Originating with Alexander Hamilton, a Constitutional Convention delegate and author of “The Federalist,” today’s version of the central banking system was established 100 years ago by the Federal Reserve Act of Congress. It was uniquely designed as a blend of government appointees and member banks to stabilize our growing yet volatile economy.
Is The Fed owned by “private banks?” Is it a “private corporation?”
Profits are deposited in the U. S Treasury. Commercial banks do not exercise proprietary control. The 12 Reserve Banks are private corporations owned by the member banks, but monetary policy is the responsibility of political appointees on the Board of Governors.
Fed Chairman Ben Bernanke served on President George W. Bush’s Council of Economic Advisors before being appointed by President Bush in 2006. Chairman Bernanke supports reducing budget deficit not “keeping us in debt.”
Does the Fed set “ridiculous interest rates?”
Those are set by your bank, which does keep its profit.
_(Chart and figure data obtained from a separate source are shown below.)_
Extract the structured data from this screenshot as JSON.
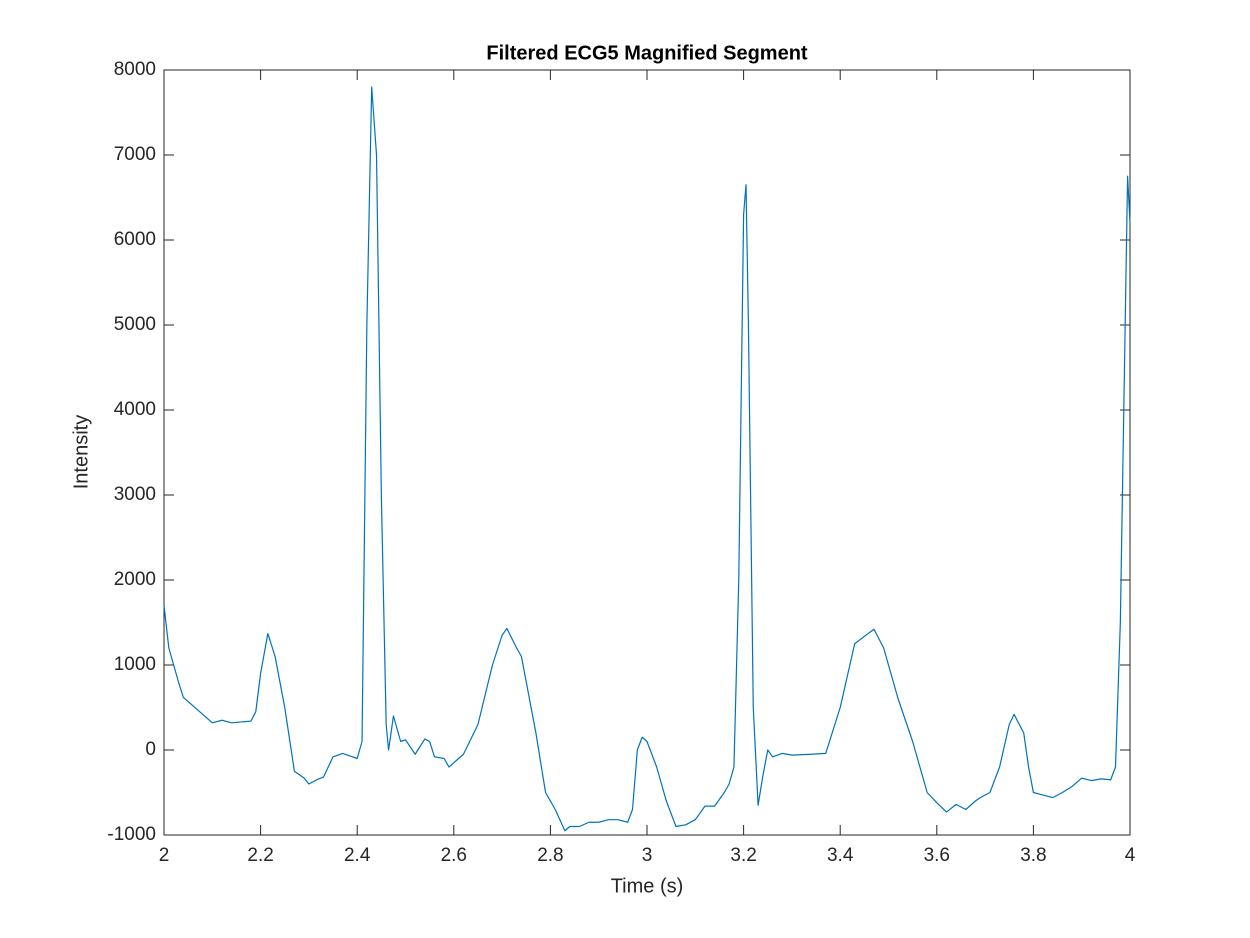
{
  "chart_data": {
    "type": "line",
    "title": "Filtered ECG5 Magnified Segment",
    "x_label": "Time (s)",
    "y_label": "Intensity",
    "x": [
      2.0,
      2.01,
      2.02,
      2.03,
      2.04,
      2.06,
      2.08,
      2.1,
      2.12,
      2.14,
      2.16,
      2.18,
      2.19,
      2.2,
      2.215,
      2.23,
      2.25,
      2.27,
      2.29,
      2.3,
      2.32,
      2.33,
      2.35,
      2.37,
      2.39,
      2.4,
      2.41,
      2.42,
      2.43,
      2.44,
      2.45,
      2.46,
      2.465,
      2.47,
      2.475,
      2.48,
      2.49,
      2.5,
      2.52,
      2.54,
      2.55,
      2.56,
      2.58,
      2.59,
      2.61,
      2.62,
      2.65,
      2.68,
      2.7,
      2.71,
      2.73,
      2.74,
      2.76,
      2.77,
      2.79,
      2.81,
      2.83,
      2.84,
      2.86,
      2.88,
      2.9,
      2.92,
      2.94,
      2.96,
      2.97,
      2.98,
      2.99,
      3.0,
      3.02,
      3.04,
      3.06,
      3.08,
      3.1,
      3.12,
      3.14,
      3.16,
      3.17,
      3.18,
      3.19,
      3.2,
      3.205,
      3.21,
      3.22,
      3.23,
      3.24,
      3.25,
      3.26,
      3.28,
      3.3,
      3.34,
      3.37,
      3.4,
      3.43,
      3.46,
      3.47,
      3.49,
      3.52,
      3.55,
      3.58,
      3.6,
      3.62,
      3.64,
      3.66,
      3.68,
      3.69,
      3.71,
      3.73,
      3.75,
      3.76,
      3.78,
      3.79,
      3.8,
      3.82,
      3.84,
      3.86,
      3.88,
      3.9,
      3.92,
      3.94,
      3.96,
      3.97,
      3.98,
      3.99,
      3.995,
      4.0
    ],
    "series": [
      {
        "name": "ECG5",
        "color": "#0072bd",
        "values": [
          1700,
          1200,
          1000,
          800,
          620,
          520,
          420,
          320,
          350,
          320,
          330,
          340,
          450,
          900,
          1370,
          1100,
          500,
          -250,
          -330,
          -400,
          -340,
          -320,
          -80,
          -40,
          -80,
          -100,
          100,
          5000,
          7800,
          7000,
          3000,
          300,
          0,
          200,
          400,
          300,
          100,
          120,
          -50,
          130,
          100,
          -80,
          -100,
          -200,
          -100,
          -50,
          300,
          1000,
          1350,
          1430,
          1200,
          1100,
          500,
          200,
          -500,
          -700,
          -950,
          -900,
          -900,
          -850,
          -850,
          -820,
          -820,
          -850,
          -700,
          0,
          150,
          100,
          -200,
          -600,
          -900,
          -880,
          -820,
          -660,
          -660,
          -500,
          -400,
          -200,
          2000,
          6300,
          6650,
          5000,
          500,
          -650,
          -300,
          0,
          -80,
          -40,
          -60,
          -50,
          -40,
          500,
          1250,
          1380,
          1420,
          1200,
          600,
          100,
          -500,
          -620,
          -730,
          -640,
          -700,
          -600,
          -560,
          -500,
          -200,
          300,
          420,
          200,
          -200,
          -500,
          -530,
          -560,
          -500,
          -430,
          -330,
          -360,
          -340,
          -350,
          -200,
          1500,
          5000,
          6750,
          6200
        ]
      }
    ],
    "xlim": [
      2,
      4
    ],
    "xticks": [
      2,
      2.2,
      2.4,
      2.6,
      2.8,
      3,
      3.2,
      3.4,
      3.6,
      3.8,
      4
    ],
    "ylim": [
      -1000,
      8000
    ],
    "yticks": [
      -1000,
      0,
      1000,
      2000,
      3000,
      4000,
      5000,
      6000,
      7000,
      8000
    ]
  }
}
The current rate at which your bank borrows money from the Fed is less than 1 percent and has been for several years.
How is the value of our money “set?”
Not solely by the Fed. Since Richard Nixon took us off the gold standard in 1971, value is determined by demand for the dollar in the international money market and supply of the dollar, which is stabilized by the Fed’s monetary policy.
Does the Fed print money?
Congress created the U.S. Mint in 1792 to coin money. Then, in 1914, the Federal Reserve note (dollar bill) was printed by the U.S. Bureau of Engraving and Printing. Money supply is controlled in two ways, by Congress through fiscal policy and by monetary policy.
To quote Alexander Hamilton from “The Federalist,” "the vigor of government is essential to the security of liberty."